Harmonics may be achieved in anything that can be fit to a wave, but most often the term is used to describe their use in music. In music, harmonics refer to the sounds which are produced at multiples of the same frequency as a base sound. This base sound is often referred to as the fundamental, or first harmonic.
An example may help demonstrate this more clearly: if the note being produced is A4, for example, it resonates at 440 Hz/second. At the second multiple of this fundamental, or 880 Hz/second, we find the second harmonic. At the third multiple of this fundamental, or 1320 Hz/second, we find the third harmonic. At the fourth multiple of this fundamental, or 1760 Hz/second, we find the fourth harmonic. This continues on well past the sound being audible to the human ear.
Musically, rather than talking about the actual frequencies of the harmonics, we would instead talk about their relationship to the fundamental in musical terms. So we can look at the second harmonic as being an octave above the fundamental. The third harmonic is then an octave and a fifth above the fundamental. The fourth harmonic is two octaves above the fundamental. And so on, with the harmonics alternating between being a major third and a minor third higher each time we go up.
When most musical instruments are played, they generate not only a fundamental sound, but can also generate a number of harmonics on top of this. This is most easily heard by listening to a guitar being played, where you will hear these other notes coming on top of the fundamental. For most people, these harmonics don’t actually sound like distinct notes — instead, it is this combination of sounds that helps give a song its distinct timbre. A singing bowl, such as those used in Tibet, also gives a very good example of multiple harmonics being generated on top of a very pure fundamental.
Sounds can also layer on top of a fundamental that are not actually harmonics. Musically these are usually referred to as inharmonics, and they can sound jarring or strange to listeners. This strangeness is most pronounced if it is very close to the frequency of a true harmonic, sounding slightly off. If it is far enough away from one of the actual harmonics of a fundamental, the sound is instead called a partial, and may be used for a musical purpose — although the effect is still rather eerie.

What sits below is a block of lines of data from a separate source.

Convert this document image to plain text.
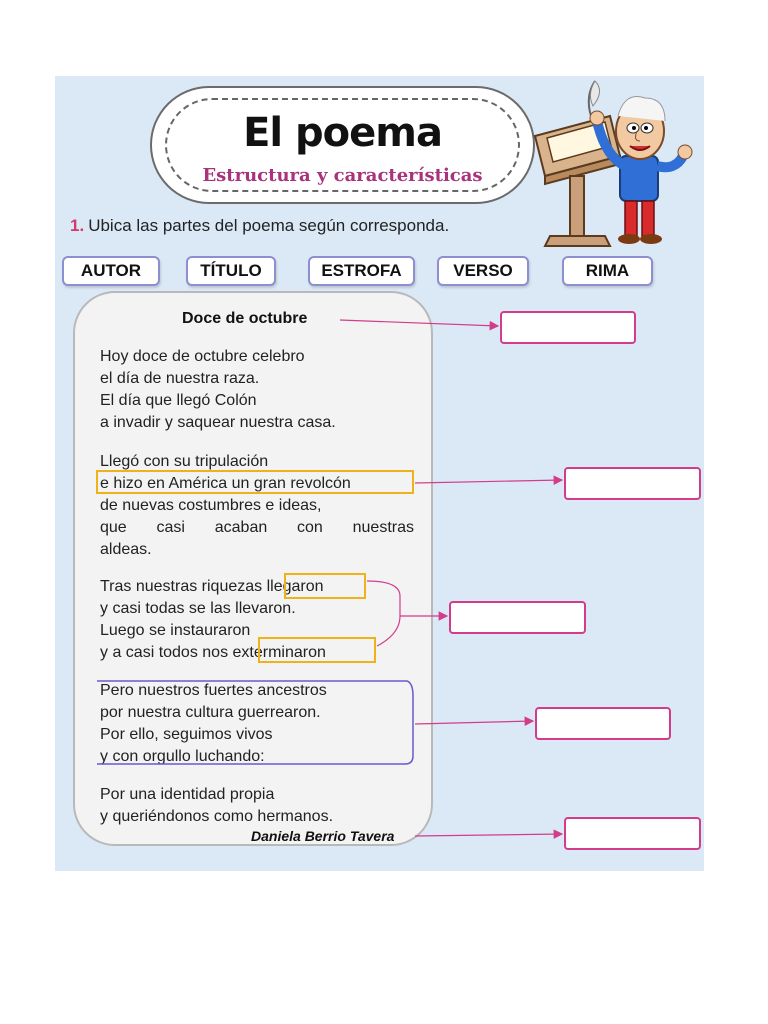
El poema
Estructura y características
1. Ubica las partes del poema según corresponda.
AUTOR	TÍTULO	ESTROFA	VERSO	RIMA
Doce de octubre
Hoy doce de octubre celebro
el día de nuestra raza.
El día que llegó Colón
a invadir y saquear nuestra casa.
Llegó con su tripulación
e hizo en América un gran revolcón
de nuevas costumbres e ideas,
que casi acaban con nuestras
aldeas.
Tras nuestras riquezas llegaron
y casi todas se las llevaron.
Luego se instauraron
y a casi todos nos exterminaron
Pero nuestros fuertes ancestros
por nuestra cultura guerrearon.
Por ello, seguimos vivos
y con orgullo luchando:
Por una identidad propia
y queriéndonos como hermanos.
Daniela Berrio Tavera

Harmonics may also be layered on to the human voice, producing some very interesting effects. This is usually referred to as overtone singing, and some specific styles are collected under the term throat singing. Throat singing makes use of the mouth as a resonating chamber, using its shape, and the shape of the tongue, to alter the sound as it travels out of the throat to shape it into a harmonic of the fundamental. When done correctly this can produce some truly amazing sounds — in the case of the Tuvan style of sygyt, the harmonics create a piercing whistle reminiscent of birdsong, with the underlying drone of the fundamental still audible.
An understanding of harmonics is not absolutely essential for someone taking up a musical instrument, but it can be very helpful in better understanding what’s happening. Particularly for stringed instruments, harmonics play a crucial role in developing a dynamic, interesting style. Knowing the physics involved allows a musician to manipulate them accordingly, to make the instrument’s harmonics sound the way they want them to.